For a few lovely years, I drove around with a bumper sticker on my car that said, “Truth can’t fit on a sticker.” I had joked at church about wanting a sticker like that and some good people had it custom-made for me. I was really proud of it. Whenever I would come across cars covered in bumper sticker propaganda, I would work really hard to get my car right in front of theirs, bringing the idea of “passive-aggressive” to a whole other level.
I loved the sticker for really nerdy reasons. I loved how true it sounded but how its very presence contradicted its truth. Sadly, the sticker was irretrievably lost when I tried to move it from my old car to my new one, but it still lives on in my heart.
I find myself frustrated with a world that reduces ideas and people to sound bites and litmus tests. We all seem to know that we’re dividing and breaking off into factions, but we’re letting it happen. I’m guilty too. I’m guilty of writing people off when I find out they disagree with me on some key issue about God, or politics, or television shows. (“So you like Two and a Half Men? Let’s never speak to each other again.”)
A couple weeks ago, at a busy intersection, I decided to let a truck pull out in front of me. This is a rare occurrence for me, so I spent a solid few seconds congratulating myself on my growth as a gracious human being. But as the truck got in front of me, I noticed it was sporting a bumper sticker expressing support for a big Idea that I’m against. I would tell you what the sticker said but I’m afraid roughly half of America would dismiss anything else I say if I show my real hand on the mystery issue. Instead I’ll just admit that I kind of wanted a “take-back.” Now that this sticker had turned my fellow driver into an enemy, I wanted him to wait a few more seconds before he made his way down the road.
I also wanted him to know that I, his dreaded enemy on the other side of this particular spectrum, had granted him a moment of kindness. I wanted him to know that my kind of people, the kind of people his people rally against, are capable of momentary goodness. In other words, I didn’t want him to see me the way I had seen him. I wanted him to see me as a fully-formed person, even as I was dismissing him and calling on the traffic gods to frustrate him in the near future.
It was a roughly ten-second traffic encounter but it showed me a painful truth about myself and the world. Many of us are letting the power of stickers and labels ruin us. Both the labels we attach proudly to ourselves and the ones we see on others.
And because of this, we’re missing each other. We’re missing the kind of wisdom that comes with seeing the world how someone else sees the world. We’re missing the kind of character that comes from listening and respecting each other. We’re wasting the time we could be building things together by tearing it all apart.
Further down the road, I thought about Jesus gathering his twelve disciples to sit around the same table. He called Simon the Zealot, a guy who wanted to overthrow the government, to be one of his beloved friends and representatives. He also called Matthew the tax collector, a guy who collected money on behalf of the government, to tell the world about the kingdom of God.

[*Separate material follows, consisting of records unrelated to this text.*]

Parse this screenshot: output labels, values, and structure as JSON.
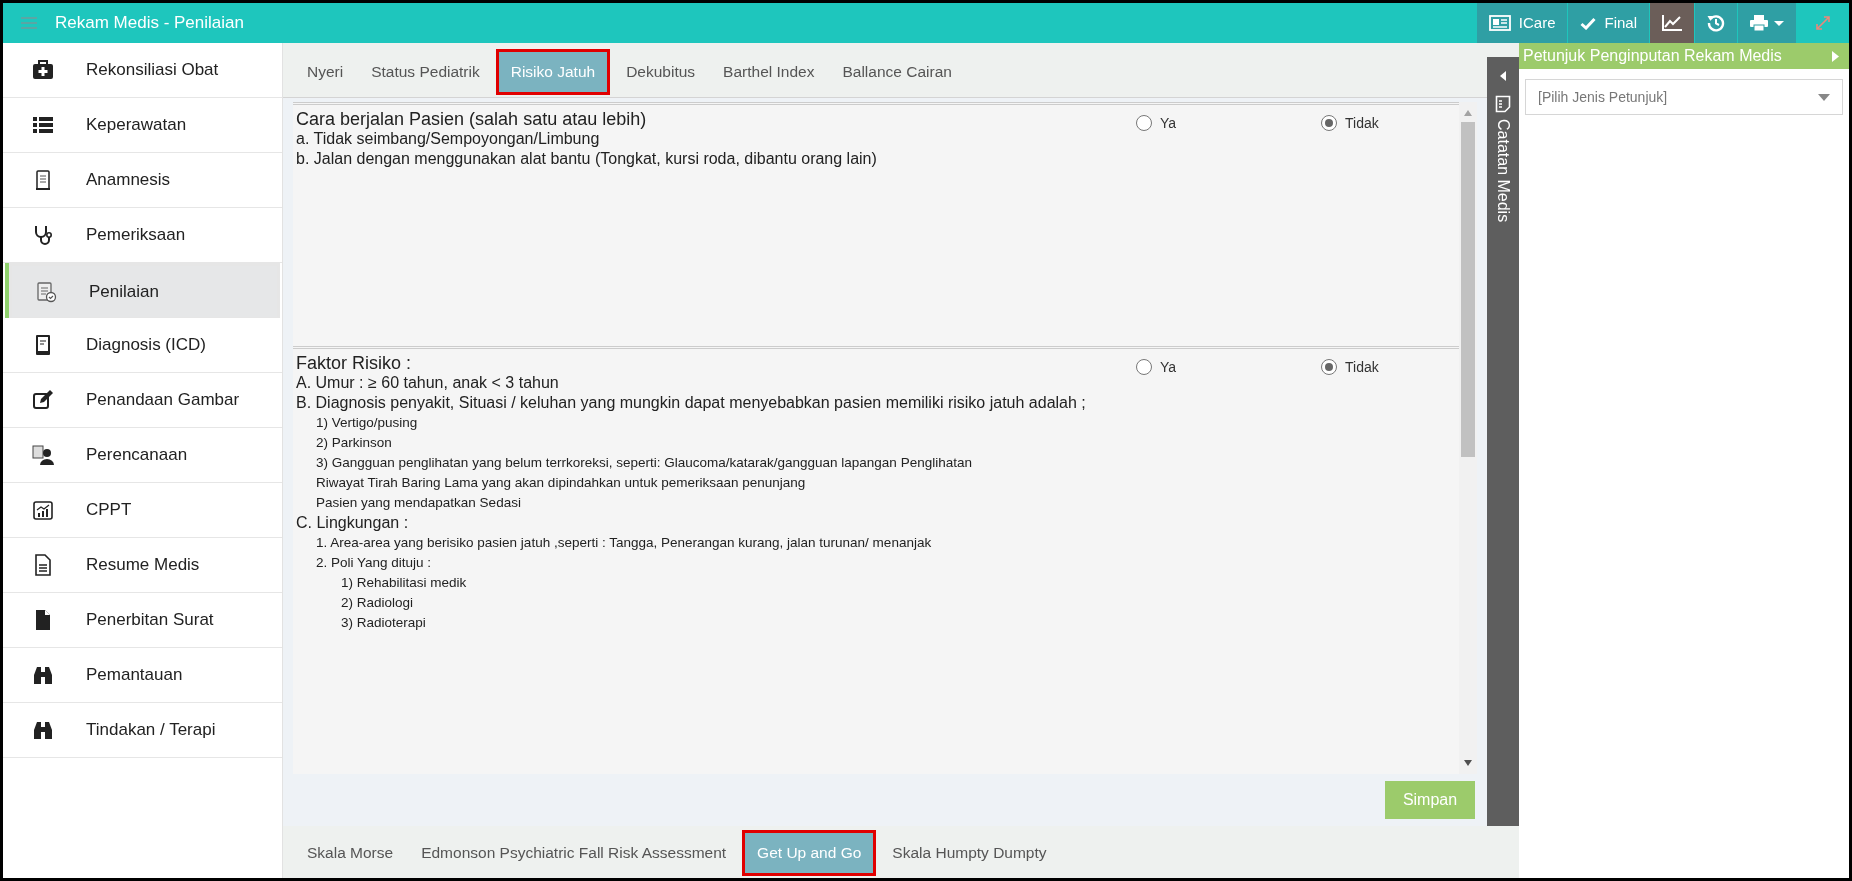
{
  "window": {
    "title": "Rekam Medis - Penilaian"
  },
  "toolbar": [
    {
      "kind": "card",
      "label": "ICare",
      "active": false
    },
    {
      "kind": "check",
      "label": "Final",
      "active": false
    },
    {
      "kind": "chart",
      "active": true
    },
    {
      "kind": "history",
      "active": false
    },
    {
      "kind": "print",
      "active": false
    },
    {
      "kind": "expand",
      "active": false
    }
  ],
  "sidebar": {
    "items": [
      {
        "label": "Rekonsiliasi Obat",
        "selected": false
      },
      {
        "label": "Keperawatan",
        "selected": false
      },
      {
        "label": "Anamnesis",
        "selected": false
      },
      {
        "label": "Pemeriksaan",
        "selected": false
      },
      {
        "label": "Penilaian",
        "selected": true
      },
      {
        "label": "Diagnosis (ICD)",
        "selected": false
      },
      {
        "label": "Penandaan Gambar",
        "selected": false
      },
      {
        "label": "Perencanaan",
        "selected": false
      },
      {
        "label": "CPPT",
        "selected": false
      },
      {
        "label": "Resume Medis",
        "selected": false
      },
      {
        "label": "Penerbitan Surat",
        "selected": false
      },
      {
        "label": "Pemantauan",
        "selected": false
      },
      {
        "label": "Tindakan / Terapi",
        "selected": false
      }
    ]
  },
  "tabs": [
    {
      "label": "Nyeri",
      "selected": false
    },
    {
      "label": "Status Pediatrik",
      "selected": false
    },
    {
      "label": "Risiko Jatuh",
      "selected": true
    },
    {
      "label": "Dekubitus",
      "selected": false
    },
    {
      "label": "Barthel Index",
      "selected": false
    },
    {
      "label": "Ballance Cairan",
      "selected": false
    }
  ],
  "questions": [
    {
      "title": "Cara berjalan Pasien (salah satu atau lebih)",
      "lines": [
        {
          "text": "a. Tidak seimbang/Sempoyongan/Limbung"
        },
        {
          "text": "b. Jalan dengan menggunakan alat bantu (Tongkat, kursi roda, dibantu orang lain)"
        }
      ],
      "options": [
        {
          "label": "Ya",
          "selected": false
        },
        {
          "label": "Tidak",
          "selected": true
        }
      ]
    },
    {
      "title": "Faktor Risiko :",
      "lines": [
        {
          "text": "A. Umur : ≥ 60 tahun, anak < 3 tahun"
        },
        {
          "text": "B. Diagnosis penyakit, Situasi / keluhan yang mungkin dapat menyebabkan pasien memiliki risiko jatuh adalah ;",
          "children": [
            {
              "text": "1) Vertigo/pusing"
            },
            {
              "text": "2) Parkinson"
            },
            {
              "text": "3) Gangguan penglihatan yang belum terrkoreksi, seperti: Glaucoma/katarak/gangguan lapangan Penglihatan"
            },
            {
              "text": "Riwayat Tirah Baring Lama yang akan dipindahkan untuk pemeriksaan penunjang"
            },
            {
              "text": "Pasien yang mendapatkan Sedasi"
            }
          ]
        },
        {
          "text": "C. Lingkungan :",
          "children": [
            {
              "text": "1. Area-area yang berisiko pasien jatuh ,seperti : Tangga, Penerangan kurang, jalan turunan/ menanjak"
            },
            {
              "text": "2. Poli Yang dituju :",
              "children": [
                {
                  "text": "1) Rehabilitasi medik"
                },
                {
                  "text": "2) Radiologi"
                },
                {
                  "text": "3) Radioterapi"
                }
              ]
            }
          ]
        }
      ],
      "options": [
        {
          "label": "Ya",
          "selected": false
        },
        {
          "label": "Tidak",
          "selected": true
        }
      ]
    }
  ],
  "save_button": "Simpan",
  "side_strip": {
    "label": "Catatan Medis"
  },
  "bottom_tabs": [
    {
      "label": "Skala Morse",
      "selected": false
    },
    {
      "label": "Edmonson Psychiatric Fall Risk Assessment",
      "selected": false
    },
    {
      "label": "Get Up and Go",
      "selected": true
    },
    {
      "label": "Skala Humpty Dumpty",
      "selected": false
    }
  ],
  "guide_panel": {
    "title": "Petunjuk Penginputan Rekam Medis",
    "select": {
      "placeholder": "[Pilih Jenis Petunjuk]"
    }
  }
}
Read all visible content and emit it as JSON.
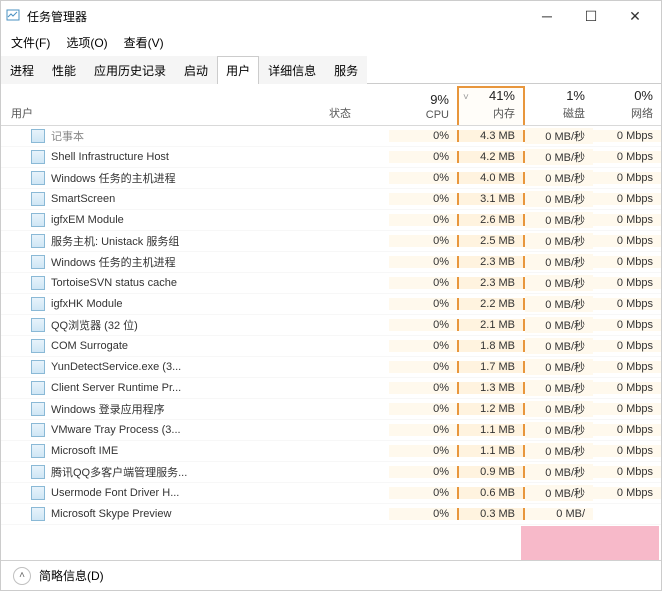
{
  "window": {
    "title": "任务管理器"
  },
  "menubar": [
    "文件(F)",
    "选项(O)",
    "查看(V)"
  ],
  "tabs": [
    "进程",
    "性能",
    "应用历史记录",
    "启动",
    "用户",
    "详细信息",
    "服务"
  ],
  "active_tab": 4,
  "columns": {
    "name": "用户",
    "status": "状态",
    "cpu": {
      "pct": "9%",
      "label": "CPU"
    },
    "memory": {
      "pct": "41%",
      "label": "内存"
    },
    "disk": {
      "pct": "1%",
      "label": "磁盘"
    },
    "network": {
      "pct": "0%",
      "label": "网络"
    }
  },
  "processes": [
    {
      "name": "记事本",
      "cpu": "0%",
      "mem": "4.3 MB",
      "disk": "0 MB/秒",
      "net": "0 Mbps",
      "partial": true
    },
    {
      "name": "Shell Infrastructure Host",
      "cpu": "0%",
      "mem": "4.2 MB",
      "disk": "0 MB/秒",
      "net": "0 Mbps"
    },
    {
      "name": "Windows 任务的主机进程",
      "cpu": "0%",
      "mem": "4.0 MB",
      "disk": "0 MB/秒",
      "net": "0 Mbps"
    },
    {
      "name": "SmartScreen",
      "cpu": "0%",
      "mem": "3.1 MB",
      "disk": "0 MB/秒",
      "net": "0 Mbps"
    },
    {
      "name": "igfxEM Module",
      "cpu": "0%",
      "mem": "2.6 MB",
      "disk": "0 MB/秒",
      "net": "0 Mbps"
    },
    {
      "name": "服务主机: Unistack 服务组",
      "cpu": "0%",
      "mem": "2.5 MB",
      "disk": "0 MB/秒",
      "net": "0 Mbps"
    },
    {
      "name": "Windows 任务的主机进程",
      "cpu": "0%",
      "mem": "2.3 MB",
      "disk": "0 MB/秒",
      "net": "0 Mbps"
    },
    {
      "name": "TortoiseSVN status cache",
      "cpu": "0%",
      "mem": "2.3 MB",
      "disk": "0 MB/秒",
      "net": "0 Mbps"
    },
    {
      "name": "igfxHK Module",
      "cpu": "0%",
      "mem": "2.2 MB",
      "disk": "0 MB/秒",
      "net": "0 Mbps"
    },
    {
      "name": "QQ浏览器 (32 位)",
      "cpu": "0%",
      "mem": "2.1 MB",
      "disk": "0 MB/秒",
      "net": "0 Mbps"
    },
    {
      "name": "COM Surrogate",
      "cpu": "0%",
      "mem": "1.8 MB",
      "disk": "0 MB/秒",
      "net": "0 Mbps"
    },
    {
      "name": "YunDetectService.exe (3...",
      "cpu": "0%",
      "mem": "1.7 MB",
      "disk": "0 MB/秒",
      "net": "0 Mbps"
    },
    {
      "name": "Client Server Runtime Pr...",
      "cpu": "0%",
      "mem": "1.3 MB",
      "disk": "0 MB/秒",
      "net": "0 Mbps"
    },
    {
      "name": "Windows 登录应用程序",
      "cpu": "0%",
      "mem": "1.2 MB",
      "disk": "0 MB/秒",
      "net": "0 Mbps"
    },
    {
      "name": "VMware Tray Process (3...",
      "cpu": "0%",
      "mem": "1.1 MB",
      "disk": "0 MB/秒",
      "net": "0 Mbps"
    },
    {
      "name": "Microsoft IME",
      "cpu": "0%",
      "mem": "1.1 MB",
      "disk": "0 MB/秒",
      "net": "0 Mbps"
    },
    {
      "name": "腾讯QQ多客户端管理服务...",
      "cpu": "0%",
      "mem": "0.9 MB",
      "disk": "0 MB/秒",
      "net": "0 Mbps"
    },
    {
      "name": "Usermode Font Driver H...",
      "cpu": "0%",
      "mem": "0.6 MB",
      "disk": "0 MB/秒",
      "net": "0 Mbps"
    },
    {
      "name": "Microsoft Skype Preview",
      "cpu": "0%",
      "mem": "0.3 MB",
      "disk": "0 MB/",
      "net": ""
    }
  ],
  "footer": {
    "label": "简略信息(D)"
  }
}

Sometimes I think the greatest gift the church might give the world these days is a table that seats everyone. Even as I type that, I’m fighting the urge to write, or think, “Everyone except those guys.” Maybe you have your list too. Maybe the first thing we could all say when we sit around together is, “I’m not sure you should be here.” And maybe Jesus, as the truly gracious host, would kindly point out just how much we have in common when it comes to being unworthy, but somehow still invited.